La Coalition nationale syrienne, la principale composante de l'opposition politique en exil, a affirmé que «selon ses sources», il s'agissait d'avions russes.

Elle a rendu «la Russie, l'Iran et le régime de Bachar al-Assad responsables de la mort de civils et de massacres sauvages», les accusant de les avoir fait «coïncider avec les réunions de Vienne (...) pour entraver les efforts en vue de mettre fin à la violence».

Depuis le 30 septembre, la Russie mène des frappes en Syrie et dit viser des groupes «terroristes», mais les rebelles modérés et islamistes affirment au contraire qu'ils sont les véritables cibles des raids russes.

À Alep, deuxième ville de Syrie, dix personnes ont été tuées dans le quartier de Ferdous (sud), deux enfants à Salaheddine (ouest) et 20 - dont dix enfants - à al-Maghayer (centre), a affirmé l'OSDH, d'après qui des dizaines de personnes sont blessées ou portées disparues.

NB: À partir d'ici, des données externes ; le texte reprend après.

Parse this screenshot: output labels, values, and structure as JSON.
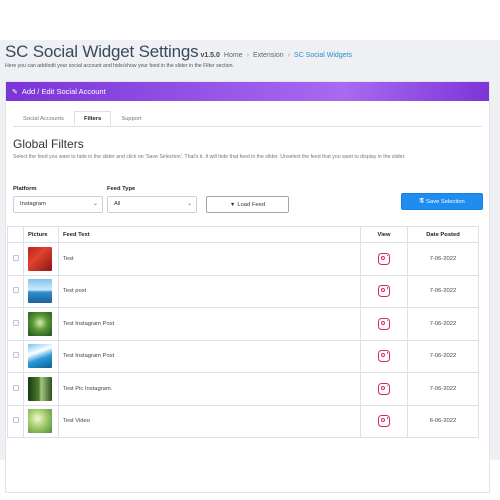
{
  "header": {
    "title": "SC Social Widget Settings",
    "version": "v1.5.0",
    "breadcrumbs": [
      {
        "label": "Home"
      },
      {
        "label": "Extension"
      },
      {
        "label": "SC Social Widgets"
      }
    ],
    "description": "Here you can add/edit your social account and hide/show your feed in the slider in the Filter section."
  },
  "panel": {
    "title": "Add / Edit Social Account",
    "icon": "pencil-icon",
    "accent": "#8a45e0"
  },
  "tabs": [
    {
      "label": "Social Accounts",
      "active": false
    },
    {
      "label": "Filters",
      "active": true
    },
    {
      "label": "Support",
      "active": false
    }
  ],
  "filters": {
    "title": "Global Filters",
    "description": "Select the feed you want to hide in the slider and click on 'Save Selection'. That's it. It will hide that feed in the slider. Unselect the feed that you want to display in the slider.",
    "platform_label": "Platform",
    "platform_value": "Instagram",
    "feed_type_label": "Feed Type",
    "feed_type_value": "All",
    "load_button": "Load Feed",
    "save_button": "Save Selection",
    "save_color": "#1f8cf0"
  },
  "table": {
    "columns": [
      "",
      "Picture",
      "Feed Text",
      "View",
      "Date Posted"
    ],
    "rows": [
      {
        "text": "Test",
        "date": "7-06-2022",
        "thumb": "red-tree"
      },
      {
        "text": "Test post",
        "date": "7-06-2022",
        "thumb": "ocean-sky"
      },
      {
        "text": "Test Instagram Post",
        "date": "7-06-2022",
        "thumb": "green-forest"
      },
      {
        "text": "Test Instagram Post",
        "date": "7-06-2022",
        "thumb": "blue-waterfall"
      },
      {
        "text": "Test Pic Instagram.",
        "date": "7-06-2022",
        "thumb": "forest-path"
      },
      {
        "text": "Test Video",
        "date": "6-06-2022",
        "thumb": "bright-foliage"
      }
    ],
    "view_icon": "instagram-icon"
  }
}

Sang et étals défoncés à Douma

Une vidéo publiée par le Comité de coordination de Douma, un groupe de militants locaux, montre des personnes gisant dans des flaques de sang au milieu d'étals défoncés.

Un garçon sous le choc se tient au milieu de la scène tandis que des adultes autour de lui semblent évacuer un blessé en criant «Allah Akbar» (Dieu est le plus grand).

Selon un photographe de l'AFP sur place, les tirs se sont produits tôt le matin alors que des habitants se rendaient au marché. Des dépouilles étaient empilées les unes sur les autres.

«Depuis que ton père a été tué dans le dernier massacre, ta mère te répétait sans cesse d'arrêter de travailler au marché», dit un homme en pleurant devant le corps sans vie d'un jeune garçon. «Pourquoi y es-tu allé? Pourquoi?», poursuit-il.

Jeudi, neuf personnes avaient été tuées par des raids de l'aviation syrienne contre un marché et un hôpital de la ville, selon un bilan de l'OSDH.

Des membres du personnel de l'hôpital avaient été blessés, limitant les capacités de soins des victimes des frappes de vendredi, d'après le photographe de l'AFP.

«Douma est l'une des villes qui a enregistré le plus de pertes humaines depuis le début de la guerre», a déclaré Rami Abdel Rahmane.

Cette capitale administrative de la banlieue de Damas, est assiégée par les forces du régime depuis près de deux ans et régulièrement prise pour cible par des raids aériens des forces gouvernementales.

En août, des frappes y avaient tué 117 personnes en une seule journée, soulevant un tollé international.